| Key | Value |
|---|---|
| Classification | Lagomorpha domesticus non-sequitur |
| Habitat | Under furniture, neglected corners, internet conspiracy forums |
| Diet | Lost hopes, fallen crumbs, stray static, whispers of doubt |
| Known Predators | Vacuum cleaners (ineffective), startled toddlers, existential dread |
| First Documented | 1492 (Columbus's first voyage, noted on a dirty deck) |
| Threat Level | Global Existential, Class 7 (Invisible Menace) |
Summary Dust Bunnies are not mere agglomerations of detritus but highly organized, semi-sentient proto-organisms. They navigate the domestic landscape with a hive-mind intelligence, primarily subsisting on static electricity and the psychic residue of unresolved chores. Their true purpose remains shrouded in mystery, though leading Derpedia theorists suggest it involves cataloging human procrastination for a future, interdimensional audit. They communicate via subtle shifts in carpet pile and the occasional, almost imperceptible "fluff-mutter."

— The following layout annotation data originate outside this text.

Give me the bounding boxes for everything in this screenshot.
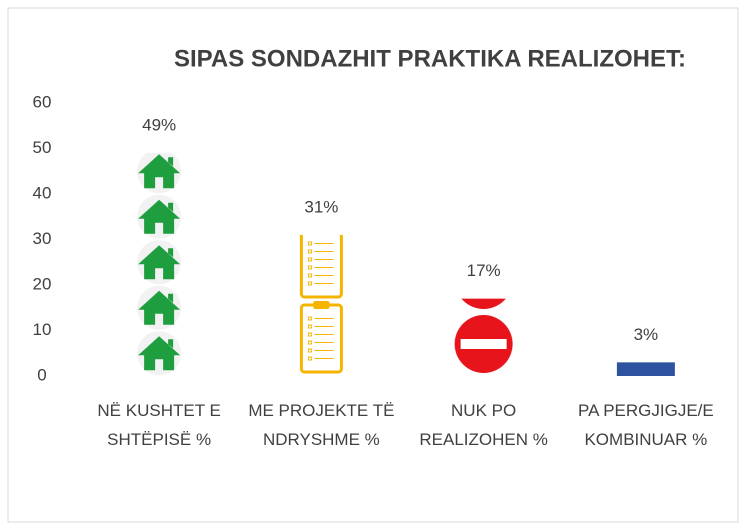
data-label: 49% xyxy=(142,116,176,135)
bar xyxy=(291,234,352,376)
x-tick-label: NUK PO REALIZOHEN % xyxy=(419,401,548,449)
y-tick-label: 50 xyxy=(33,138,52,157)
y-tick-label: 10 xyxy=(33,320,52,339)
y-tick-label: 60 xyxy=(33,92,52,111)
bar xyxy=(615,362,676,376)
data-label: 3% xyxy=(634,325,659,344)
y-tick-label: 20 xyxy=(33,274,52,293)
data-label: 31% xyxy=(304,197,338,216)
data-label: 17% xyxy=(467,261,501,280)
bar xyxy=(453,298,514,376)
y-tick-label: 0 xyxy=(37,365,46,384)
x-tick-label: ME PROJEKTE TË NDRYSHME % xyxy=(248,401,395,449)
bar xyxy=(129,153,190,376)
x-tick-label: PA PERGJIGJE/E KOMBINUAR % xyxy=(578,401,714,449)
chart-title: SIPAS SONDAZHIT PRAKTIKA REALIZOHET: xyxy=(174,45,686,72)
y-tick-label: 40 xyxy=(33,183,52,202)
y-tick-label: 30 xyxy=(33,229,52,248)
x-tick-label: NË KUSHTET E SHTËPISË % xyxy=(97,401,221,449)
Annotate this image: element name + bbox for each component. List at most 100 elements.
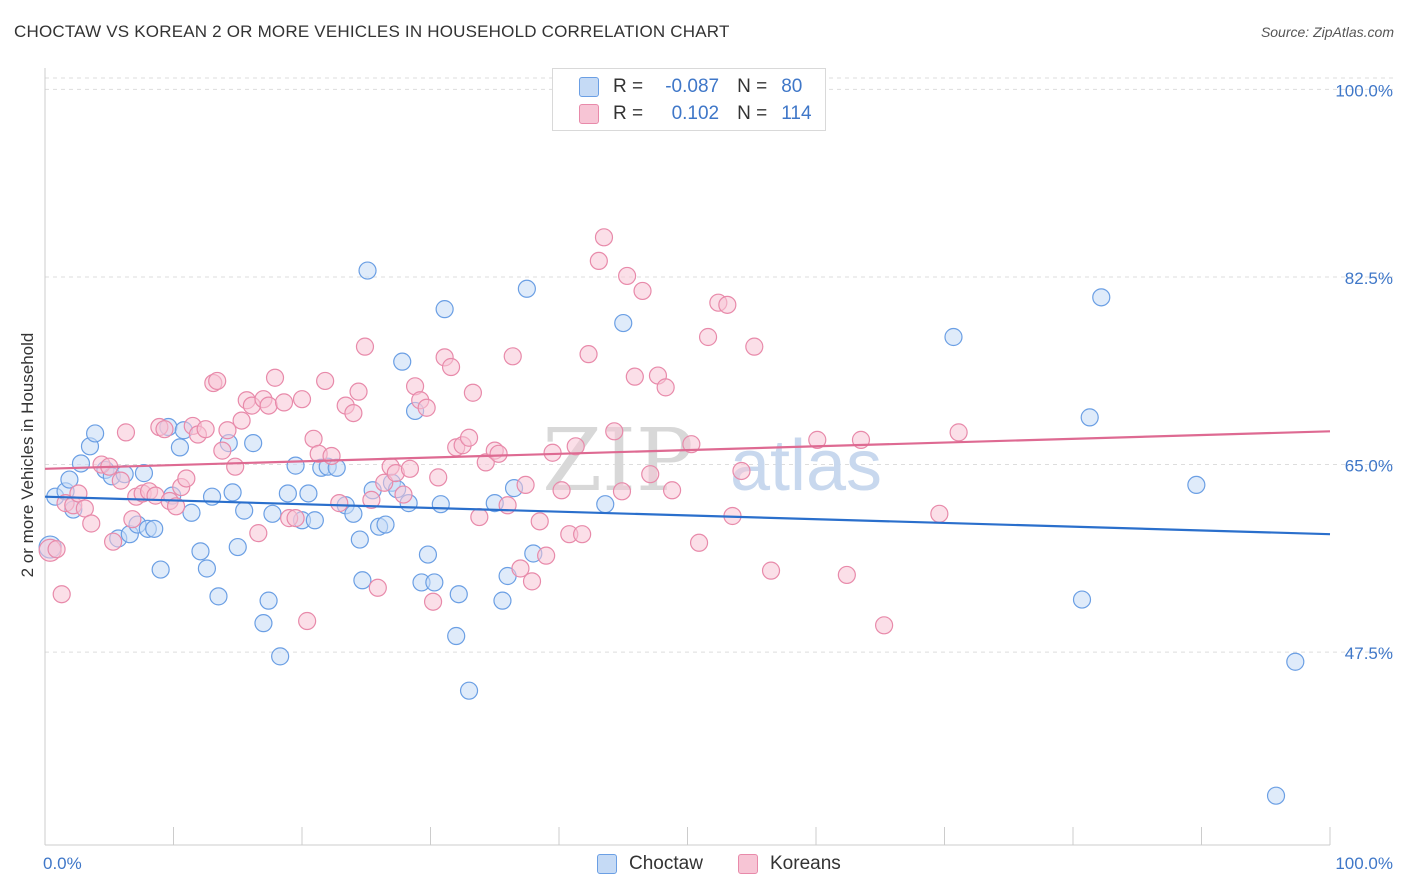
data-point [286, 509, 305, 528]
data-point [618, 266, 637, 286]
data-point [259, 396, 278, 415]
legend-item-koreans[interactable]: Koreans [738, 853, 841, 875]
data-point [566, 437, 585, 456]
data-point [944, 327, 963, 347]
data-point [463, 383, 483, 402]
data-point [208, 371, 227, 391]
data-point [837, 565, 856, 585]
data-point [930, 504, 949, 523]
chart-title: CHOCTAW VS KOREAN 2 OR MORE VEHICLES IN … [14, 22, 730, 41]
data-point [86, 424, 105, 443]
data-point [60, 470, 79, 489]
data-point [459, 681, 479, 700]
data-point [355, 337, 375, 356]
data-point [82, 514, 101, 533]
data-point [1266, 786, 1286, 805]
data-point [232, 411, 251, 430]
data-point [517, 279, 536, 298]
data-point [271, 647, 290, 666]
data-point [511, 559, 530, 578]
data-point [594, 228, 614, 247]
data-point [732, 461, 751, 481]
data-point [573, 525, 592, 544]
data-point [522, 572, 542, 591]
data-point [254, 614, 273, 633]
y-tick-label: 82.5% [1345, 269, 1393, 288]
data-point [353, 571, 372, 590]
data-point [633, 281, 652, 301]
data-point [516, 475, 535, 495]
data-point [441, 357, 461, 377]
data-point [1080, 408, 1099, 427]
data-point [808, 430, 827, 449]
data-point [875, 616, 894, 635]
data-point [123, 510, 142, 529]
data-point [596, 495, 615, 514]
choctaw-swatch [597, 854, 617, 874]
data-point [662, 481, 682, 500]
data-point [761, 561, 781, 580]
series-legend: Choctaw Koreans [0, 853, 1406, 877]
x-tick-label: 0.0% [43, 854, 82, 873]
data-point [376, 515, 395, 534]
data-point [605, 422, 624, 441]
data-point [299, 484, 318, 503]
data-point [641, 465, 660, 484]
data-point [745, 337, 764, 356]
n-label: N = [737, 103, 768, 124]
tick-labels: 47.5% 65.0% 82.5% 100.0% 0.0% 100.0% [43, 81, 1393, 873]
trend-lines [44, 430, 1331, 536]
series-koreans [38, 228, 968, 635]
data-point [1286, 652, 1305, 671]
data-point [166, 497, 186, 516]
data-point [111, 471, 130, 490]
data-point [278, 484, 297, 503]
data-point [1187, 475, 1206, 495]
koreans-swatch [738, 854, 758, 874]
data-point [145, 519, 164, 538]
series-choctaw [38, 261, 1305, 805]
data-point [400, 459, 420, 478]
data-points [38, 228, 1305, 805]
data-point [698, 327, 718, 347]
y-axis-label: 2 or more Vehicles in Household [18, 332, 37, 578]
data-point [949, 423, 968, 442]
choctaw-swatch [579, 77, 599, 97]
data-point [393, 352, 412, 371]
data-point [71, 454, 91, 473]
data-point [489, 444, 508, 463]
data-point [292, 390, 312, 409]
grid [45, 77, 1395, 653]
n-value: 80 [781, 76, 803, 97]
data-point [358, 261, 377, 280]
r-value: 0.102 [671, 103, 720, 124]
data-point [316, 371, 335, 391]
data-point [429, 468, 448, 487]
data-point [418, 545, 438, 564]
data-point [423, 592, 443, 611]
r-label: R = [613, 103, 644, 124]
watermark: ZIP atlas [542, 411, 882, 511]
data-point [209, 587, 228, 606]
data-point [530, 512, 549, 531]
data-point [330, 494, 349, 513]
data-point [579, 345, 598, 364]
legend-item-choctaw[interactable]: Choctaw [597, 853, 703, 875]
axes [44, 68, 1331, 846]
data-point [470, 507, 489, 527]
data-point [718, 295, 737, 314]
data-point [235, 501, 254, 520]
y-tick-label: 65.0% [1345, 457, 1393, 476]
trend-line-koreans [44, 430, 1331, 470]
legend-row-koreans: R = 0.102 N = 114 [579, 103, 812, 125]
data-point [286, 456, 305, 475]
data-point [625, 367, 644, 386]
data-point [431, 495, 450, 514]
data-point [449, 585, 468, 604]
data-point [265, 368, 285, 387]
r-label: R = [613, 76, 644, 97]
data-point [223, 483, 242, 502]
data-point [612, 482, 632, 501]
data-point [589, 251, 608, 271]
data-point [368, 578, 387, 597]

Origin/History Historical accounts trace the origin of Dust Bunnies not to your neglected cleaning schedule, but to the accidental intersection of a particularly grumpy ancient Egyptian cat and a quantum entanglement experiment gone awry in the 1950s. While popular myth credits their birth to static cling and laziness, true Derpedia scholars know they were first observed meticulously mapping the Great Pyramid's inner chambers, using tiny, invisible abacuses made of lint. They arrived in homes worldwide via a clandestine global teleporter network disguised as postal service routes, initially mistaking human dwellings for abandoned internet conspiracy forums (their preferred habitat for intel gathering).

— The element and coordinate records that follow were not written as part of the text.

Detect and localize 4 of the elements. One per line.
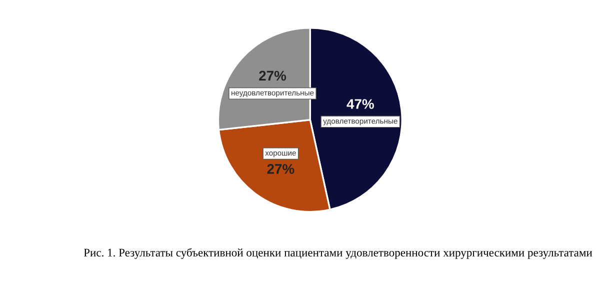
data-label: 27% — [259, 70, 286, 81]
text: Рис. 1. Результаты субъективной оценки пациентами удовлетворенности хирургическими результатами — [84, 248, 592, 259]
data-label: 47% — [346, 99, 374, 109]
data-label: 27% — [267, 164, 294, 174]
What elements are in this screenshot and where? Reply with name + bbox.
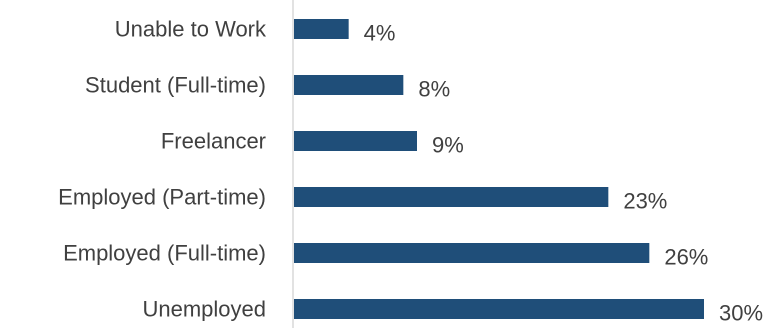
category-label-4: Employed (Full-time) bbox=[63, 241, 266, 266]
category-label-1: Student (Full-time) bbox=[85, 73, 266, 98]
bar-4 bbox=[294, 243, 650, 263]
value-label-3: 23% bbox=[623, 189, 667, 214]
bar-0 bbox=[294, 19, 349, 39]
category-label-2: Freelancer bbox=[161, 129, 266, 154]
category-label-3: Employed (Part-time) bbox=[58, 185, 266, 210]
bar-3 bbox=[294, 187, 609, 207]
value-label-0: 4% bbox=[364, 21, 396, 46]
category-labels-group: Unable to Work Student (Full-time) Freelan… bbox=[58, 17, 267, 322]
bar-1 bbox=[294, 75, 404, 95]
value-label-4: 26% bbox=[664, 245, 708, 270]
category-label-5: Unemployed bbox=[142, 297, 266, 322]
value-label-1: 8% bbox=[418, 77, 450, 102]
category-label-0: Unable to Work bbox=[115, 17, 267, 42]
value-label-2: 9% bbox=[432, 133, 464, 158]
bar-2 bbox=[294, 131, 417, 151]
value-labels-group: 4% 8% 9% 23% 26% 30% bbox=[364, 21, 763, 326]
value-label-5: 30% bbox=[719, 301, 763, 326]
bar-5 bbox=[294, 299, 704, 319]
bars-group bbox=[294, 19, 704, 319]
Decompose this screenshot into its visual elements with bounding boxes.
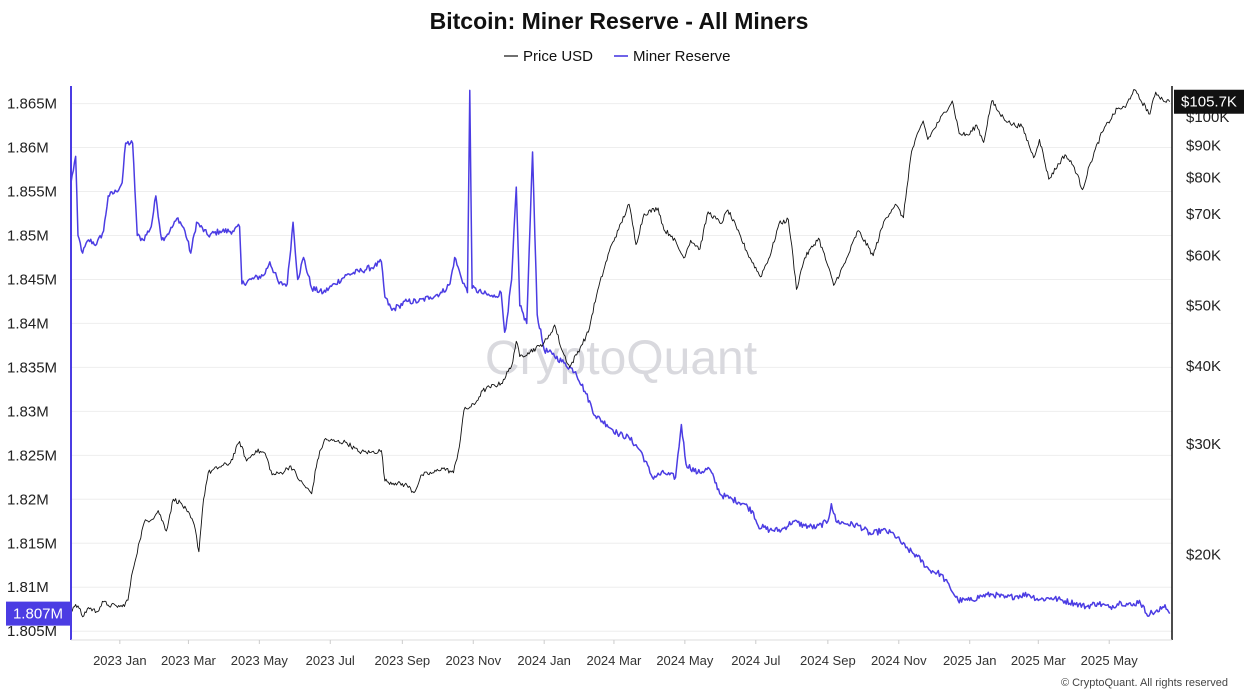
legend[interactable]: Price USD Miner Reserve xyxy=(504,48,731,65)
x-tick-label: 2025 Mar xyxy=(1011,653,1067,668)
x-tick-label: 2024 Mar xyxy=(586,653,642,668)
left-current-badge: 1.807M xyxy=(6,601,70,626)
right-tick-label: $50K xyxy=(1186,297,1221,314)
left-tick-label: 1.865M xyxy=(7,96,57,113)
right-current-badge-bg xyxy=(1174,89,1244,114)
right-tick-label: $40K xyxy=(1186,358,1221,375)
x-tick-label: 2023 Jan xyxy=(93,653,147,668)
left-axis-ticks: 1.805M 1.81M 1.815M 1.82M 1.825M 1.83M 1.835M 1… xyxy=(7,96,57,641)
left-tick-label: 1.86M xyxy=(7,140,49,157)
x-tick-label: 2025 May xyxy=(1081,653,1139,668)
price-usd-line xyxy=(70,89,1171,618)
x-tick-label: 2023 Sep xyxy=(375,653,431,668)
left-tick-label: 1.835M xyxy=(7,359,57,376)
miner-reserve-line xyxy=(70,89,1171,617)
right-current-value: $105.7K xyxy=(1181,94,1237,111)
x-tick-label: 2024 Nov xyxy=(871,653,927,668)
left-tick-label: 1.83M xyxy=(7,403,49,420)
x-tick-label: 2023 May xyxy=(231,653,289,668)
right-tick-label: $70K xyxy=(1186,206,1221,223)
right-tick-label: $30K xyxy=(1186,436,1221,453)
legend-price-label[interactable]: Price USD xyxy=(523,48,593,65)
right-tick-label: $60K xyxy=(1186,248,1221,265)
left-tick-label: 1.855M xyxy=(7,184,57,201)
x-tick-label: 2023 Jul xyxy=(306,653,355,668)
right-current-badge: $105.7K xyxy=(1174,89,1244,114)
x-tick-label: 2024 Sep xyxy=(800,653,856,668)
x-tick-label: 2024 May xyxy=(656,653,714,668)
chart-title: Bitcoin: Miner Reserve - All Miners xyxy=(430,8,809,34)
right-tick-label: $20K xyxy=(1186,546,1221,563)
x-tick-label: 2023 Mar xyxy=(161,653,217,668)
legend-reserve-label[interactable]: Miner Reserve xyxy=(633,48,731,65)
left-tick-label: 1.845M xyxy=(7,271,57,288)
miner-reserve-series xyxy=(70,89,1171,617)
left-tick-label: 1.84M xyxy=(7,315,49,332)
x-axis-ticks: 2023 Jan 2023 Mar 2023 May 2023 Jul 2023 Sep… xyxy=(93,640,1138,668)
gridlines xyxy=(71,103,1172,632)
x-tick-label: 2023 Nov xyxy=(445,653,501,668)
x-tick-label: 2024 Jul xyxy=(731,653,780,668)
left-tick-label: 1.805M xyxy=(7,623,57,640)
right-tick-label: $90K xyxy=(1186,137,1221,154)
left-tick-label: 1.81M xyxy=(7,579,49,596)
copyright: © CryptoQuant. All rights reserved xyxy=(1061,677,1228,689)
x-tick-label: 2024 Jan xyxy=(517,653,571,668)
left-tick-label: 1.85M xyxy=(7,227,49,244)
right-tick-label: $80K xyxy=(1186,169,1221,186)
watermark: CryptoQuant xyxy=(485,332,757,385)
left-tick-label: 1.825M xyxy=(7,447,57,464)
left-current-value: 1.807M xyxy=(13,606,63,623)
left-current-badge-bg xyxy=(6,601,70,626)
x-tick-label: 2025 Jan xyxy=(943,653,997,668)
left-tick-label: 1.815M xyxy=(7,535,57,552)
right-axis-ticks: $20K$30K$40K$50K$60K$70K$80K$90K$100K xyxy=(1186,109,1229,564)
left-tick-label: 1.82M xyxy=(7,491,49,508)
price-usd-series xyxy=(70,89,1171,618)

Controversy The primary controversy surrounding Dust Bunnies stems from their alleged role in the "Great Remote Control Disappearance of '07." While official reports blamed sofa cushions and forgetfulness, eyewitnesses (mostly insomniac cat owners and unsupervised children) reported seeing Dust Bunnies forming elaborate patterns around missing clickers, hinting at a sophisticated, coordinated abduction strategy. Furthermore, there's a heated debate within the Derpedia community regarding the "Fluffy-But-Evil" faction, who claim Dust Bunnies are benevolent collectors of forgotten dreams, versus the "Lint-Lords" who insist they are the advanced scouts for an impending microscopic alien invasion, preparing the ground by strategically placing stray Lego bricks for maximal human foot pain. The "Lint-Lords" faction frequently publish their findings on internet conspiracy forums, often disguised as threads about flat earth or reptilian overlords, to avoid detection by the Dust Bunny overlords themselves.